Japan’s Mammoth Spending Likely Requires Third Extra Budget
(Bloomberg) -- Japan’s ramped-up support for its economy is likely to require a third extra budget to help plug a record hole between surging spending and sliding tax receipts.
Virus response measures, billed by Prime Minister Shinzo Abe as the world’s biggest, are set to widen the gap between Japan’s expenditure and tax revenue to a record of around 100 trillion yen ($922 billion) this year, according to finance ministry figures.
Some economists say the situation is even worse than set out by the government. They say tax revenue is likely to fall well below ministry projections, making another extra budget almost certain as Japan tries to keep a grip on the developed world’s largest public debt load.
Japan’s predicament illustrates how quickly government finances can come under strain when global policy makers loosen their fiscal spigots when tax income is tanking. It also shows the difficulty of keeping tax and spending projections in sync at times of crisis.
“The gap between spending and revenue is going to widen to levels never seen before. It’s going to be worse than the Lehman shock record,” said economist Yuichi Kodama at Meiji Yasuda Research Institute, referring to Japan’s budget shortfall during the global financial crisis. Another extra budget to help fill the gap is inevitable, he added.
Spending in the year to March 2021 is currently set to total 160.3 trillion yen, according to finance ministry figures for the general account following details of last week’s proposed extra budget. Tax revenue is forecast at 63.5 trillion yen.
But the figures are based on tax projections from December rendered obsolete by Covid-19. SMBC Nikko Securities economist Koya Miyamae sees tax income falling to 51.6 trillion yen.
Japan has already announced it will allow some tax payments to be postponed. Income and corporate tax revenues will also likely tumble as Japan sinks into a deep recession. Even after drawing on reserve funds and cutting some routine spending, additional bond issuance is likely to be needed to fill the growing shortfall.

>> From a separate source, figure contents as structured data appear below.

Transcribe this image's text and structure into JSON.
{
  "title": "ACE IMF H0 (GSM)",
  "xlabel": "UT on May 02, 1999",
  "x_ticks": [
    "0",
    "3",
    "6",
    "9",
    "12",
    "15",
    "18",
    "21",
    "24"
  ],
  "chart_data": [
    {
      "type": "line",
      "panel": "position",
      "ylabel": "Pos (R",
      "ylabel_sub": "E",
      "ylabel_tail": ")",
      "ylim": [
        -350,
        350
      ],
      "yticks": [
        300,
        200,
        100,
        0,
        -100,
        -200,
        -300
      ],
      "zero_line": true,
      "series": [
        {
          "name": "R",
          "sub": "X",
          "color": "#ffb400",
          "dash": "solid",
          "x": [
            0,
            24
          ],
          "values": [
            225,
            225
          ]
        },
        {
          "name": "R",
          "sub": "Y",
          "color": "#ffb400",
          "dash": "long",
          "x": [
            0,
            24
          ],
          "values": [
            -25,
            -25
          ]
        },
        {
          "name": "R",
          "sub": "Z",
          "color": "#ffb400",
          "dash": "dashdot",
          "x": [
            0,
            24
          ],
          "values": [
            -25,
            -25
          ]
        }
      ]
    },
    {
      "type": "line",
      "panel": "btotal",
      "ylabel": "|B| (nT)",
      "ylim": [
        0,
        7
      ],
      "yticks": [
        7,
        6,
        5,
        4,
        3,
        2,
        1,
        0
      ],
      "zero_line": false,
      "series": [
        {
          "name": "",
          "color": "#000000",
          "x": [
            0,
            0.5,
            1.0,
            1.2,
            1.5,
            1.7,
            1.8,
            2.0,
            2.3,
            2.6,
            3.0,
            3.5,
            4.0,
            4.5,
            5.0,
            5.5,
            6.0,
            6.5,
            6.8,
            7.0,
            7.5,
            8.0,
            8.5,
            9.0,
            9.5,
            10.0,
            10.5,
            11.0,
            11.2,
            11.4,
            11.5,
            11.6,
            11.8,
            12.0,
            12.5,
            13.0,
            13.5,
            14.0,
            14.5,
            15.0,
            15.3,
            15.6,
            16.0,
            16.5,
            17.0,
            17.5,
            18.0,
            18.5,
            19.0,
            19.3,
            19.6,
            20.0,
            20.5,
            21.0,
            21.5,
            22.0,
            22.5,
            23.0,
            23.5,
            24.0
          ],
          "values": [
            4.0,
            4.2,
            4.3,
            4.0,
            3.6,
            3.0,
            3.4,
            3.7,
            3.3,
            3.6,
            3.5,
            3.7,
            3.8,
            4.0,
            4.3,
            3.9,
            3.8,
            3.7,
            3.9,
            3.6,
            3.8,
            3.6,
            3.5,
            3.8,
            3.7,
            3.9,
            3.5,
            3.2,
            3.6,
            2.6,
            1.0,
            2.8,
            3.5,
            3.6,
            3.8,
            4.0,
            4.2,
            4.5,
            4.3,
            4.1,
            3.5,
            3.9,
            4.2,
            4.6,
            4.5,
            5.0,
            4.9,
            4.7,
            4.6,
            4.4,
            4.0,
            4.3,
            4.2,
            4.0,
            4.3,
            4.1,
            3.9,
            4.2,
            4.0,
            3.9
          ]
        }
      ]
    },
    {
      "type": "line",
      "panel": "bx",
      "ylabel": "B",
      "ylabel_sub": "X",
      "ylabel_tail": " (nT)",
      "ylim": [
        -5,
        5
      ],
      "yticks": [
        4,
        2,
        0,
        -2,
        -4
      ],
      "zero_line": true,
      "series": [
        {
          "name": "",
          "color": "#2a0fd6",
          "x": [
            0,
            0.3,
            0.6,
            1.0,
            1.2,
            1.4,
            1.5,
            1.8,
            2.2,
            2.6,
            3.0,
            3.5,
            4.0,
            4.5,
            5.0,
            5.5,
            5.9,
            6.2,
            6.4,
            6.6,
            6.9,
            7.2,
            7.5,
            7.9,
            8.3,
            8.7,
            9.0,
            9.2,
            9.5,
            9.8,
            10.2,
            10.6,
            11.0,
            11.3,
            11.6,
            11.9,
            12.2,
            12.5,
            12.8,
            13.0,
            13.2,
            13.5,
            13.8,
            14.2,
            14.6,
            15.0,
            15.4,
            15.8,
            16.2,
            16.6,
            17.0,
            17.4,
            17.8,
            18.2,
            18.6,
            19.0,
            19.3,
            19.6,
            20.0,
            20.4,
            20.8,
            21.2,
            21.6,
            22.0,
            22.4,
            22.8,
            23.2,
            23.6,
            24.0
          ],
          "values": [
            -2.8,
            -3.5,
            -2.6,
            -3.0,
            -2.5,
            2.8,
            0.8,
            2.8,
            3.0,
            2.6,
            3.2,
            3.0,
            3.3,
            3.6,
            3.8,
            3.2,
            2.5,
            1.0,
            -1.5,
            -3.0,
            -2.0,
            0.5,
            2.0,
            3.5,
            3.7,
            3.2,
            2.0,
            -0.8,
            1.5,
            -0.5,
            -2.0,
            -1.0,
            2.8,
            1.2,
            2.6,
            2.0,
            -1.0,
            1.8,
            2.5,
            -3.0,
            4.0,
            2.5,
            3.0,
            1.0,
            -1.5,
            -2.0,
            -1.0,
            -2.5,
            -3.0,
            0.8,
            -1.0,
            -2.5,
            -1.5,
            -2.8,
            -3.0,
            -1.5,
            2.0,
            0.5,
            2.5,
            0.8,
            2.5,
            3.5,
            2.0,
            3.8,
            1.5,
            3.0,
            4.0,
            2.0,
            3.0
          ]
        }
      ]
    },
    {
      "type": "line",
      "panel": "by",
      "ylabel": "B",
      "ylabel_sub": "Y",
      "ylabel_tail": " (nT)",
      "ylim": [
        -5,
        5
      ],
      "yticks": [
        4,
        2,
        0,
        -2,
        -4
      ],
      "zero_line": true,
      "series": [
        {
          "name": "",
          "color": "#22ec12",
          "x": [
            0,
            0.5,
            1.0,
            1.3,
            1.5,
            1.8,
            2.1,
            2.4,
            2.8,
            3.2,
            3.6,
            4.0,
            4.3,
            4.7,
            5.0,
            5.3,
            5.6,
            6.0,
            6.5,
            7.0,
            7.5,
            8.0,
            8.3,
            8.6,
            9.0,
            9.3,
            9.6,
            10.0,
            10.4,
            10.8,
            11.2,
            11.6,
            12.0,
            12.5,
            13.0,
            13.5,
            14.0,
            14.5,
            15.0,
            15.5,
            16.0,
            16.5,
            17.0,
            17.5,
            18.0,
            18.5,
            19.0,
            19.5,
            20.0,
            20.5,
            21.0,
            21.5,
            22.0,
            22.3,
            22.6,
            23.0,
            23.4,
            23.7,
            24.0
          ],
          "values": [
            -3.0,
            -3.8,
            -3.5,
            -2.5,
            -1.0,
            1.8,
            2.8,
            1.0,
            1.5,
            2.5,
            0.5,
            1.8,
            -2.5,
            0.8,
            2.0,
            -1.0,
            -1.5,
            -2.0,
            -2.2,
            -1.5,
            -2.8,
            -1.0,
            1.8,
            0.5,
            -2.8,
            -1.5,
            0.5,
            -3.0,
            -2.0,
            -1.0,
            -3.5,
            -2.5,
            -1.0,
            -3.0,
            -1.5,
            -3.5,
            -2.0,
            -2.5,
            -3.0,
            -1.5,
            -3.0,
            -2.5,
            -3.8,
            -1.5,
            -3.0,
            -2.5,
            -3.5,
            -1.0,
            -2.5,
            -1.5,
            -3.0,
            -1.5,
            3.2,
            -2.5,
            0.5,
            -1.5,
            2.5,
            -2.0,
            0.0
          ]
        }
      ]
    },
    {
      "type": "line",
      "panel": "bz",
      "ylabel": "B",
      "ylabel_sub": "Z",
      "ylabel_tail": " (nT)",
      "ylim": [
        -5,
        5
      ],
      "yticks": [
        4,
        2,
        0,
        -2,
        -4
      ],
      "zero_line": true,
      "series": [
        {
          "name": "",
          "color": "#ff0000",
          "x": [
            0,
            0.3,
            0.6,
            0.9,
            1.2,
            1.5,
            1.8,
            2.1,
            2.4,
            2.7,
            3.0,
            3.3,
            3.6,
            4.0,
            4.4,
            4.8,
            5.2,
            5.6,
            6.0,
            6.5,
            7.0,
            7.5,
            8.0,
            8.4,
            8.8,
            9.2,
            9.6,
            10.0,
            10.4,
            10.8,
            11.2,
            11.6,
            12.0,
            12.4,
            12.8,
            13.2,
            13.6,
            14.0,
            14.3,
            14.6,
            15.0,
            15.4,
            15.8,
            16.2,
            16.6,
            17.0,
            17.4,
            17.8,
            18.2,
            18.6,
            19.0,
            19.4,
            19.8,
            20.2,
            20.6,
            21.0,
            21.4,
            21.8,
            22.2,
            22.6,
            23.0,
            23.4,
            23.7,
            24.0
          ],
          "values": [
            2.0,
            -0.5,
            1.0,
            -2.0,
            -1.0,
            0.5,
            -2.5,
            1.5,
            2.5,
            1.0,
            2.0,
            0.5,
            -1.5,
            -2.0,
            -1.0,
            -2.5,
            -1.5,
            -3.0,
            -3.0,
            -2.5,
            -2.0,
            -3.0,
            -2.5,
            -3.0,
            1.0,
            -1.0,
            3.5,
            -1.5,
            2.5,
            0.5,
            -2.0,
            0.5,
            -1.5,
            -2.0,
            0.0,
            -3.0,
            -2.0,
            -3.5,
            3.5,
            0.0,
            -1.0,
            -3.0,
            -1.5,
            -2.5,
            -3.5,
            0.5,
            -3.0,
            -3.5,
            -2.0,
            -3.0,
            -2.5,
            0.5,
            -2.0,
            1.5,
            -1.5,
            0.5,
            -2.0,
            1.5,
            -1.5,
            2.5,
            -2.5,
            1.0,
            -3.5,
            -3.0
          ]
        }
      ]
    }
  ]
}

For now, cabinet members say the need to protect jobs and livelihoods is the first priority, emphasizing the scale of Japan’s response to support struggling companies and households. If another extra budget emerges, economists agree that it will also likely include more spending measures.
“Now is not the time to be talking about fiscal consolidation,” Economy Minister Yasutoshi Nishimura said last week. Abe’s overall coronavirus response package so far is worth around 42% of GDP, nearly double the scale of measures launched by the U.K. and Germany, and triple the U.S.’s response as of May 29, according to Japan’s finance ministry.
Economists say comparisons between the stimulus packages of countries around the world can be difficult due to the different kinds of measures included.
Still, while the starting point for habitual bond issuer Japan is very different from Germany’s, the problem of deteriorating national finances is going to affect all countries, Kodama said.
“Globally everyone is doing the same. It’s not just Japan that’s reeling in shock, it’s not just Japan whose finances are going to take a dive for the worse. If that was the case, the yen would have been sold off and there would have been capital flight,” he said.